The point: Grammar-Constrained Decoding (GCD), a technique for ensuring syntactically correct code, opens a new jailbreak method for attackers with a success rate over 30 percentage points higher than previous approaches.
Grammar-based decoding techniques designed to ensure code quality can themselves be abused as an attack surface for jailbreaks. Researchers have developed the CodeSpear method, which causes LLMs to generate malicious code despite security measures.
Grammar-Constrained Decoding is used in code generation with LLMs to ensure syntactic validity and reduce errors. However, security researchers have discovered that this technique itself becomes a vulnerability: an attacker can weaponize grammar constraints to bypass LLMs and produce malicious code. This attack is called CodeSpear.
In experiments, CodeSpear demonstrated a success rate that, measured across 10 popular LLMs and 4 benchmarks, increased the average success rate by more than 30 percentage points compared to other jailbreak baselines. The distinctive feature: the attack target is not the model itself, but the purportedly security-enhancing grammar component.

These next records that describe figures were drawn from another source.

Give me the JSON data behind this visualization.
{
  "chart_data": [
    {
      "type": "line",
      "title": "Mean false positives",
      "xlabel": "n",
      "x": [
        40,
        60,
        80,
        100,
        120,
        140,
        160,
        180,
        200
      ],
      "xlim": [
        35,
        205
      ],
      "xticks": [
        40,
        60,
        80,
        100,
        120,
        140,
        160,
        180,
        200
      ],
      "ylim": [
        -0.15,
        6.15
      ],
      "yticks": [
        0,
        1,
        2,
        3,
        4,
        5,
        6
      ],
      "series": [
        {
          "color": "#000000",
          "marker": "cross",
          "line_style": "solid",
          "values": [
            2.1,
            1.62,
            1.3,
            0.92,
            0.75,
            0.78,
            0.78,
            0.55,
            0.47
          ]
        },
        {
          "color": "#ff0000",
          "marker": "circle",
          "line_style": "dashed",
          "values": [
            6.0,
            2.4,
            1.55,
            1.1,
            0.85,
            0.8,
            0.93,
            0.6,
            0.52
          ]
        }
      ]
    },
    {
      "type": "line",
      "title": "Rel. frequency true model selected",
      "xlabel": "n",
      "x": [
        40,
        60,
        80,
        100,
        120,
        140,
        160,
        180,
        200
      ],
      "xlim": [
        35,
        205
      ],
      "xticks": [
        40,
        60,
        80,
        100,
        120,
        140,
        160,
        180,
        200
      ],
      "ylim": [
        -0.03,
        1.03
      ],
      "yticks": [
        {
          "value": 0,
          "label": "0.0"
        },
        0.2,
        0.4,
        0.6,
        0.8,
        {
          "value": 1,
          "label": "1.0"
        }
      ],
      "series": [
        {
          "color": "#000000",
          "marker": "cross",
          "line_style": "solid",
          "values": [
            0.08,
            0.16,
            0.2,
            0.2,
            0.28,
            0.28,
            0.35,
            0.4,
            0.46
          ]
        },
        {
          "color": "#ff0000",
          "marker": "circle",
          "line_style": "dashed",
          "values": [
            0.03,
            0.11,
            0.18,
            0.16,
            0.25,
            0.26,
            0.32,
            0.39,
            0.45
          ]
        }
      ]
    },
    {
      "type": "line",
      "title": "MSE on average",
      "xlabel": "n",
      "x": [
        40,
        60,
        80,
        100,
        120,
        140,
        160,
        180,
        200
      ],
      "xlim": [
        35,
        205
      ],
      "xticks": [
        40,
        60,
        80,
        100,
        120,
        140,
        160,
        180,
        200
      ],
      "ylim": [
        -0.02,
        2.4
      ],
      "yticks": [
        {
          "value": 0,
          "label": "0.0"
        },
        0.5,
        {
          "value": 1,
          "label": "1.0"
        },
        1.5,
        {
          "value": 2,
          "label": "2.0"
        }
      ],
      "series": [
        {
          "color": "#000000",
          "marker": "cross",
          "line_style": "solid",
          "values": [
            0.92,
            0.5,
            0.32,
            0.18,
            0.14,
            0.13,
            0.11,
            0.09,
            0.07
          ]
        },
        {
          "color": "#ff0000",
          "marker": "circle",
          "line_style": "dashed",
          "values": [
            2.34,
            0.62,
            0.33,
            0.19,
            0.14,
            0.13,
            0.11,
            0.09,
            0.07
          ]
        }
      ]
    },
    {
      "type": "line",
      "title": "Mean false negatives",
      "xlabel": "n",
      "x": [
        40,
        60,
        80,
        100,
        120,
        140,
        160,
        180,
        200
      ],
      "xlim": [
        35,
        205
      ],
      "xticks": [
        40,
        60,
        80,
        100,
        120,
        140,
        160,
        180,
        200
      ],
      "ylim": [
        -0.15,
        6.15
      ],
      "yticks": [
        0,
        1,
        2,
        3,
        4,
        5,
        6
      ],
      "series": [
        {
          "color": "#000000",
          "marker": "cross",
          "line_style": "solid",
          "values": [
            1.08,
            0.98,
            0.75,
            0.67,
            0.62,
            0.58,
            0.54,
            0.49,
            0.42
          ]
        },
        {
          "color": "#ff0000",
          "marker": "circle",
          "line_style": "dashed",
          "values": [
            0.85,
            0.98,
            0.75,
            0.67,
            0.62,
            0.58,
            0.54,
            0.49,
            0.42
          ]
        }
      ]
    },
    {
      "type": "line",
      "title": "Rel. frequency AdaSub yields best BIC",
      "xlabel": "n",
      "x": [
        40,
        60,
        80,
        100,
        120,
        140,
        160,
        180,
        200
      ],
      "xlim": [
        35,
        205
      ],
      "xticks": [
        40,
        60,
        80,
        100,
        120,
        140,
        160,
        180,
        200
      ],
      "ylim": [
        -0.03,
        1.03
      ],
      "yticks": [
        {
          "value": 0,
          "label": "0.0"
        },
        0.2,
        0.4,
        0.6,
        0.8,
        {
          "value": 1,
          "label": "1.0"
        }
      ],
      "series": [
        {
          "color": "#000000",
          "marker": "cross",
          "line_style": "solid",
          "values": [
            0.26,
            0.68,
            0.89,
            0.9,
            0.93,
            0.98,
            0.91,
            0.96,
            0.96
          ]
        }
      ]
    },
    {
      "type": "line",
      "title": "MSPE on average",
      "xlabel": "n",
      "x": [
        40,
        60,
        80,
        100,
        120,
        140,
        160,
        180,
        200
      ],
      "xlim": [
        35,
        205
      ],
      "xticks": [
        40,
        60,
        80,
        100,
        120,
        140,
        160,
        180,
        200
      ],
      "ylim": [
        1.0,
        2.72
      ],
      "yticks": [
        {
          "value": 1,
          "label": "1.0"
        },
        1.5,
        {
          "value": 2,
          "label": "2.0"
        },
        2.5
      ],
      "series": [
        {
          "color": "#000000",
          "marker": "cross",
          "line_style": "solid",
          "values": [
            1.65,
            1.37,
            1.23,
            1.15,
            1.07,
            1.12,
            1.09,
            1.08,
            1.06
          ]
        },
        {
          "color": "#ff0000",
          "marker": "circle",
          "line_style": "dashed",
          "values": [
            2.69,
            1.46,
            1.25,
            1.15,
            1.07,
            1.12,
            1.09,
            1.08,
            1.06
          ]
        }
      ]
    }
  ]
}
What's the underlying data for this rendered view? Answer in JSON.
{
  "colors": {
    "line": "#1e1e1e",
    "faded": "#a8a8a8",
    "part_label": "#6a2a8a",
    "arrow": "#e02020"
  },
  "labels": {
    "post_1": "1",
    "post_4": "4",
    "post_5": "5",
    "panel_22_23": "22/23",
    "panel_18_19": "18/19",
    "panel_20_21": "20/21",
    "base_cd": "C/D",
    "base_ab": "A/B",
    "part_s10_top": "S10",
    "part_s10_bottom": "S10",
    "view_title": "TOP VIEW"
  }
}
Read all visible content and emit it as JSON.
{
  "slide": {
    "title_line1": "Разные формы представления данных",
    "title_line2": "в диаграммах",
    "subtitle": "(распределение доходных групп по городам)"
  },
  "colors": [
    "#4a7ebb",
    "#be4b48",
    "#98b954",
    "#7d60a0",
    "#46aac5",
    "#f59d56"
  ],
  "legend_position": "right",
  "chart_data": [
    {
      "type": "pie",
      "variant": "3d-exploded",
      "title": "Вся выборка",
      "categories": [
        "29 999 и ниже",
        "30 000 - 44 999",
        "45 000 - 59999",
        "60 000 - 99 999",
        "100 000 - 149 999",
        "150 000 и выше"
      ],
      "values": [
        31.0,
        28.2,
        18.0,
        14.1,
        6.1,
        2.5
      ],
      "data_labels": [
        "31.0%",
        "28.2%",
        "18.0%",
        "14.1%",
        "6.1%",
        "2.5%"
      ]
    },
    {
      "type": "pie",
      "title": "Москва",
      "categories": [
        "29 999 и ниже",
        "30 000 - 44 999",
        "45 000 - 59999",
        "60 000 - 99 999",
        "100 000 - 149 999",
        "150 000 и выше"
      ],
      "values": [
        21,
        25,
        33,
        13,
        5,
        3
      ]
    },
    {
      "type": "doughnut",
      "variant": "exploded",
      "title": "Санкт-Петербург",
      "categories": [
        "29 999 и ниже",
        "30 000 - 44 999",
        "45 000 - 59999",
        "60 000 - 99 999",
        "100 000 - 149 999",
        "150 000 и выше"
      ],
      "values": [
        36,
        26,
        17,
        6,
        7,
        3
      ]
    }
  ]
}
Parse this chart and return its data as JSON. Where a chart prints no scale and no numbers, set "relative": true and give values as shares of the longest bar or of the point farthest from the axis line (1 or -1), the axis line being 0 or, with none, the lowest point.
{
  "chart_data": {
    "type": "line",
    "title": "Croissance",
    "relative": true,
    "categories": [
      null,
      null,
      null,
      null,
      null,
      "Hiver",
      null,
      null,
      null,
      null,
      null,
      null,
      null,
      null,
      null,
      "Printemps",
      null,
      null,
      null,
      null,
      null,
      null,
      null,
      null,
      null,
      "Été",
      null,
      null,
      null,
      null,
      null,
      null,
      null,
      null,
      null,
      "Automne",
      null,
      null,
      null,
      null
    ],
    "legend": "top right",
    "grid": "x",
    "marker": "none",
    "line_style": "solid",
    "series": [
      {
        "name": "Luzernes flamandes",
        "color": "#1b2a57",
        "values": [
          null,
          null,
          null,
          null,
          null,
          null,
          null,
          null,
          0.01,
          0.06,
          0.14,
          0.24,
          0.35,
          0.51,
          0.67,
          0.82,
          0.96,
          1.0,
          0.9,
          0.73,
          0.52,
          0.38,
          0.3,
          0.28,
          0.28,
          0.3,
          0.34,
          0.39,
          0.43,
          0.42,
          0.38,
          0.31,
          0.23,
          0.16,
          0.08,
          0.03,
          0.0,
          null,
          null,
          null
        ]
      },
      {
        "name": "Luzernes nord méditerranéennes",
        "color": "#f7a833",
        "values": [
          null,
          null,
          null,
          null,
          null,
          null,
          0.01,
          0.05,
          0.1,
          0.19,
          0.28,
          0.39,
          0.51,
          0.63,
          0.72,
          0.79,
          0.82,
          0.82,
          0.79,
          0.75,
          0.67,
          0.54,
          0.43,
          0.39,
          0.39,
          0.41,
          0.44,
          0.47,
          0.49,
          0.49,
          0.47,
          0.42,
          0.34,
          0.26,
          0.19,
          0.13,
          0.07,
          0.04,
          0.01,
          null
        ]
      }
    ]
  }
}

As a countermeasure, CodeShield is presented, a security alignment technique that makes the model more resistant through retraining in code mode. CodeShield trains the model to generate semantically harmless “honeypot” code variants under GCD constraints—these do not implement the malicious requirement, but are structurally diverse enough not to be suppressed by tightened grammar. At the same time, CodeShield preserves the model’s natural language refusals.
The research reveals a fundamental security risk in the use of GCD in production systems and calls for increased attention to the implications of this widely deployed technique. For CTOs, this means that measures for code quality must be independently verified against security alignment to exclude unexpected interactions.